İmmünsüpresif ajanların (özellikle takrolimus ve siklosporin) kullanımı indirekt olarak viral replikasyonu ve özellikle HBsAg pozitif renal transplante hasta grubunda karaciğer enzimlerini (AST, ALT) arttırmaktadır. Bu verilere dayanarak; çalışmamızda karaciğer yetmezliğine (akut veya kronik) bağlı gelişen ölüm izlenmemekle beraber, HBsAg pozitif hasta grubunda karaciğer enzimlerinde artış (AST, ALT,GGT) saptanmıştır.
Ayrıca, HBsAg pozitif renal transplante hasta grubu ile kontrol grubunu, immünsüpresif kullanımı ve HBV-DNA titreleri arasındaki ilişki açısından karşılaştırdık.
Çalışmamızda; anti-viral tedavi yanıtlarına göre hastaları kategorize ettik.
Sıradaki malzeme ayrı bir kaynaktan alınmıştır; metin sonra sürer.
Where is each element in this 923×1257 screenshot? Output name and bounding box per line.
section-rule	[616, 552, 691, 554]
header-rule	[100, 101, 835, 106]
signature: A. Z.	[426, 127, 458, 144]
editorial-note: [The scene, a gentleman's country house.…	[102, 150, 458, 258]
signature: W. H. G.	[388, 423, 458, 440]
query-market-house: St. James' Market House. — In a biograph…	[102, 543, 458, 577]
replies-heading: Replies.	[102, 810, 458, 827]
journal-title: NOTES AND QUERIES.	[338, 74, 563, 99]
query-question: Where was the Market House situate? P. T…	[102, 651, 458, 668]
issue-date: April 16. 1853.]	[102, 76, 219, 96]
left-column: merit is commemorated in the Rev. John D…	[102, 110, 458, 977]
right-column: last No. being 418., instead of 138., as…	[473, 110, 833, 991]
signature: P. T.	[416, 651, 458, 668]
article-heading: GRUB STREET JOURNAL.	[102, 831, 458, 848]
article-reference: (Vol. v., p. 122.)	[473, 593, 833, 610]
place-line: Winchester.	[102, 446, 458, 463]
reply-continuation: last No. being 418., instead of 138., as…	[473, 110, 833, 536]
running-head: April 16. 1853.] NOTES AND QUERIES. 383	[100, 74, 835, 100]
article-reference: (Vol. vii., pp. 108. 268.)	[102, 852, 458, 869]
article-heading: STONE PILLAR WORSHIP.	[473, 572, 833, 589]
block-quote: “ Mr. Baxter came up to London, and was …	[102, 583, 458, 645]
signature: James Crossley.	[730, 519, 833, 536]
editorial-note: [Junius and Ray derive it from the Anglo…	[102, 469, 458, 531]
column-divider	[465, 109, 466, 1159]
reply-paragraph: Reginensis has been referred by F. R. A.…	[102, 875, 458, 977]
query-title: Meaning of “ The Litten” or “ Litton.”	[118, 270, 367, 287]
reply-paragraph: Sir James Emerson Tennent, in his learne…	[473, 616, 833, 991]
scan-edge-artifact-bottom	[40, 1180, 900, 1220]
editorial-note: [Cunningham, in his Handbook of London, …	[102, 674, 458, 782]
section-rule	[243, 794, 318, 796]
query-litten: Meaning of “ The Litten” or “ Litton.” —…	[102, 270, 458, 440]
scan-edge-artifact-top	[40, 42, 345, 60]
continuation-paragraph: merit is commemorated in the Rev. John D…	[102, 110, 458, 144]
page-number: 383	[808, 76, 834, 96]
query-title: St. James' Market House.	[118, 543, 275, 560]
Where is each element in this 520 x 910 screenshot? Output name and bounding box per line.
A grubu: pretranplantasyon döneminde HBsAg pozitif, transplantasyon öncesinde profilaktik anti-viral tedavi alan HBV-DNA negatif olan hastalar ve post-tranplantasyon takiplerinde HBV-DNA titresi negatif seyreden hastalardan, B grubu: pretransplantasyon HBsAg ve HBV-DNA titreleri pozitif olan fakat profilaktik tedavi ile HBV-DNA pozitivitesinde gerileme izlenen hastalardan oluşturuldu.
iii
C grubu, B grubuna benzer şekilde pretransplantasyon döneminde HBsAg ve HBV-DNA pozitif olup, pozitivitenin post-transplantasyonel dönemde de devam eden hastalardan, D grubu: pre-transplantasyonel HBsAg ve HBV-DNA negatif olup, post-transplant HBsAg ve HBV-DNA titrelerinin pozitif saptanan hastalardan oluşturuldu. Grup 1 A olarak adlandırdığımız grup, A ve B’yi kapsarken, grup 2 C ve D’yi kapsamaktadır. Çalışmamızda; grup 1’de (A+B), takrolimus rejimi, HBV-DNA süpresyonunda siklosporin rejimine göre daha efektif bulundu.
Renal transplantasyon sonrası mortalite, HBV doğal seyrinde artmış insidans ile birliktelik göstermektedir. Mortality is a reliable end-point in the natural course of HBV after renal transplantation. Renal transplantante hastalarda yaygın immünosüpresif kullanımı nedeniyle, hepatit B virüs ile enfekte hastalar siroz ve hepatosellüler karsinom nedeniyle ölüm riski altındadırlar. Çalışmamızda; HBsAg pozitif renal transplante hastalarda ve kontrol grup arasında ki mortalite oranları incelendi. Çalışmamızın kısıtlı örneklem büyüklüğünü göz ardı ettiğimizde, her iki grup arasında anlamlı fark bulunmadı.
Sonuç olarak; anti-viral tedavi rejimlerindeki gelişmeler ve yaygın kullanımlarının, HBV ile enfekte renal transplante hastalarda, greft ve hasta sağkalımı üzerine önemli etkileri vardır. Çalışmamızın az sayıda HBsAg pozitif renal transplante hastadan oluşan retrospektif dizaynına rağmen, farklı immünsüpresif ajanların greft sağkalımı açısından farklı etkileri olduğu anlaşılmış oldu. Çalışmamızda ayrıca hastalık sürecinin takibinde, bilhassa renal tranplantasyonlu hastalar söz konusu iken; serum biyokimya belirteçleri ve HBV DNA seviyelerinin karaciğer biyopsisi kadar etkili olmadığı gösterilmiştir.
Bu bilgilerin ışığında, HBV enfeksiyonu tedavisi ve immünosüpresif rejimler açısından daha geniş kapsamlı HBsAg pozitif renal transplante hasta grubu ve kontrol grubuna yeni bir bakış açısına ihtiyaç duyulmaktadır.